If Bork had been writing Supreme Court decisions over the last quarter century, rather than angry books and bitter speeches, women's privacy, health, and personal liberty would be dramatically restricted. Bork did not believe there was a constitutional right to privacy. Roe v. Wade would have been overturned long ago, and laws criminalizing abortions would have gone into effect in many states. As of December 1, 2012, according to Alan Guttmacher Institute, four states have laws that automatically ban abortion if Roe were to be overturned; 13 retain their unenforced, pre-Roe abortion bans that would presumably be enforced if Roe were overturned; and seven have laws expressing the intent to restrict the right to legal abortion to the maximum extent permitted by the U.S. Supreme Court in the absence of Roe.

And it's not just about abortion: Bork was intensely hostile to the notion of legal equality for womenunder the Constitution and argued that heightened scrutiny under the Equal Protection Clause should apply only to race and ethnicity.

LGBT Americans would have an ardent foe of equality on the Supreme Court rather than a staunch defender. Anti-sodomy laws might still be in force, meaning that gay people would be de facto criminals in many states. Anthony Kennedy, who was nominated to Court after Bork's rejection, wrote the majority in two hugely important cases addressing legal equality for gay Americans: Romer v. Evans and Lawrence v. Texas. In both cases, the decisions were decided by a six to three majority; it's hard to know what would have happened if Kennedy's energetic advocacy for individual liberty were replaced with Bork's deep hostility toward LGBT people and their rights. We certainly would not be wondering how Bork would vote on marriage equality: he once said that if marriage equality became a reality, "I think we'll become much more accommodating to man-boy associations, polygamists and so forth."

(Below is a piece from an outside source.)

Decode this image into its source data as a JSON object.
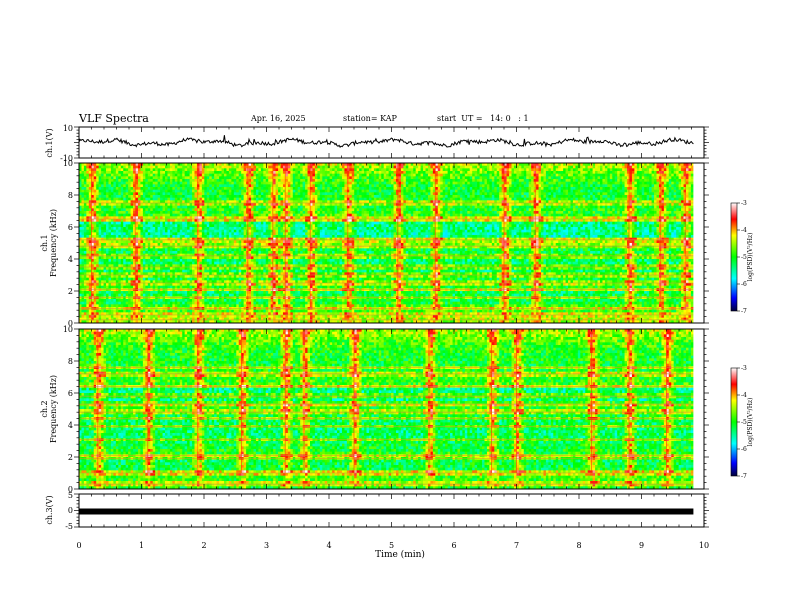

Voting rights, which are threatened by the current conservative majority even without Bork, would already have been undermined - he opposed the very principle of one person, one vote, a foundation of civil rights law. Remarkably, Bork argued that poll taxes were constitutional -- but the 1964 Civil Rights Act was not. He would have attacked affirmative action programs designed to provide wider educational opportunity; he said the civil rights law banning racial discrimination in public accommodations was based on "a principal of unsurpassed ugliness."

Jamie Raskin, a Maryland state senator, law professor and senior fellow at People For the American Way, noted in a report earlier this year that Bork's record as a judge on the federal appeals court "nearly always favored government when it was challenged by public interest groups,workers or citizens but favored business corporations whenever they challenged the government." And during his time at Yale Law School, Bork helped to turn anti-trust law on its head, arguing that laws intended to protect consumers could, in fact, be used to protect the corporations themselves. So as bad as the current corporate-minded court is, with Bork we could very well have gotten there much sooner.

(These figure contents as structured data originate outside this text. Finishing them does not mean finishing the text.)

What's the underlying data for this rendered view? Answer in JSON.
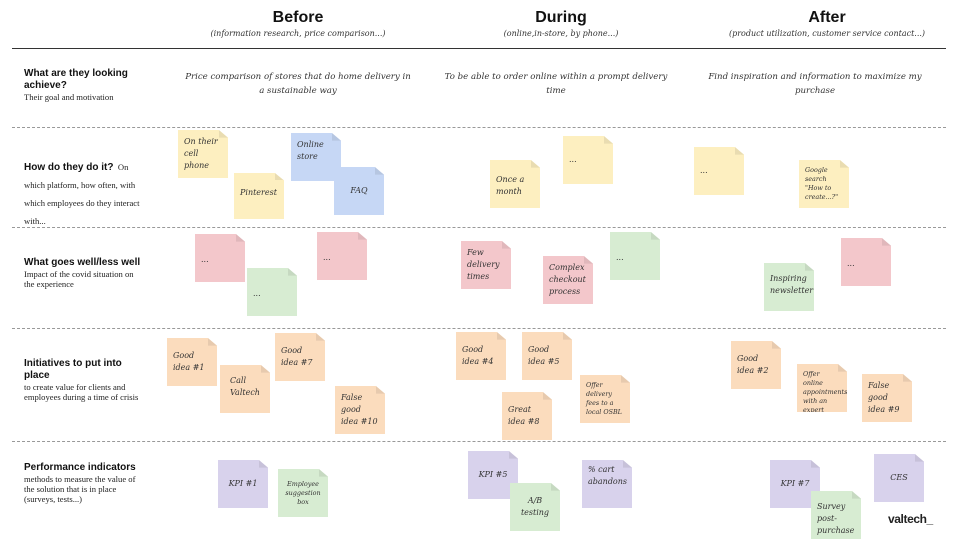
{
  "columns": [
    {
      "title": "Before",
      "subtitle": "(information research, price comparison...)"
    },
    {
      "title": "During",
      "subtitle": "(online,in-store, by phone...)"
    },
    {
      "title": "After",
      "subtitle": "(product utilization, customer service contact...)"
    }
  ],
  "rows": [
    {
      "title": "What are they looking achieve?",
      "description": "Their goal and motivation"
    },
    {
      "title": "How do they do it?",
      "description": "On which platform, how often, with which employees do they interact with..."
    },
    {
      "title": "What goes well/less well",
      "description": "Impact of the covid situation on the experience"
    },
    {
      "title": "Initiatives to put into place",
      "description": "to create value for clients and employees during a time of crisis"
    },
    {
      "title": "Performance indicators",
      "description": "methods to measure the value of the solution that is in place (surveys, tests...)"
    }
  ],
  "goals": {
    "before": "Price comparison of stores that do home delivery in a sustainable way",
    "during": "To be able to order online within a prompt delivery time",
    "after": "Find inspiration and information to maximize my purchase"
  },
  "notes": {
    "how_before_cell": "On their cell phone",
    "how_before_pinterest": "Pinterest",
    "how_before_online_store": "Online store",
    "how_before_faq": "FAQ",
    "how_during_once": "Once a month",
    "how_during_dots": "...",
    "how_after_dots": "...",
    "how_after_google": "Google search \"How to create...?\"",
    "well_before_1": "...",
    "well_before_2": "...",
    "well_before_3": "...",
    "well_during_few": "Few delivery times",
    "well_during_complex": "Complex checkout process",
    "well_during_dots": "...",
    "well_after_newsletter": "Inspiring newsletter",
    "well_after_dots": "...",
    "init_good_1": "Good idea #1",
    "init_call": "Call Valtech",
    "init_good_7": "Good idea #7",
    "init_false_10": "False good idea #10",
    "init_good_4": "Good idea #4",
    "init_good_5": "Good idea #5",
    "init_offer_delivery": "Offer delivery fees to a local OSBL",
    "init_great_8": "Great idea #8",
    "init_good_2": "Good idea #2",
    "init_offer_online": "Offer online appointments with an expert",
    "init_false_9": "False good idea #9",
    "kpi_1": "KPI #1",
    "kpi_employee": "Employee suggestion box",
    "kpi_5": "KPI #5",
    "kpi_ab": "A/B testing",
    "kpi_cart": "% cart abandons",
    "kpi_7": "KPI #7",
    "kpi_ces": "CES",
    "kpi_survey": "Survey post-purchase"
  },
  "brand": {
    "logo": "valtech_"
  },
  "colors": {
    "yellow": "#fdefc0",
    "blue": "#c6d7f5",
    "red": "#f3c7cb",
    "green": "#d7ecd2",
    "orange": "#fbdcbd",
    "purple": "#d8d2ec"
  }
}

Bork would also have used his power as a Supreme Court justice to undermine First Amendment freedoms and promote censorship in arts and media. He did not believe the First Amendment applied to arts and literature and called openly for greater government censorship.

The defeat of Robert Bork's Supreme Court nomination was not, of course, the end of the long and ongoing campaign to infuse the federal courts with a similar right-wing ideology, particularly on economic issues. Subsequent far-right nominees have successfully masked their ideology until after confirmation. And Bork remained a folk hero for the right wing of the Republican Party, which is why presidential candidate Mitt Romney, struggling to shore up support from the Party's base, named Bork to head his judicial advisory team. It was a clear indication that Romney was prepared to sacrifice Americans' interests to the big business and Religious Right interest groups that dominate the GOP.

So let us extend our sympathy to Robert Bork's family and friends. But let us also take a stand for an important historical truth: the successful fight against his confirmation was a noble cause, and his defeat was one of the most important progressive victories.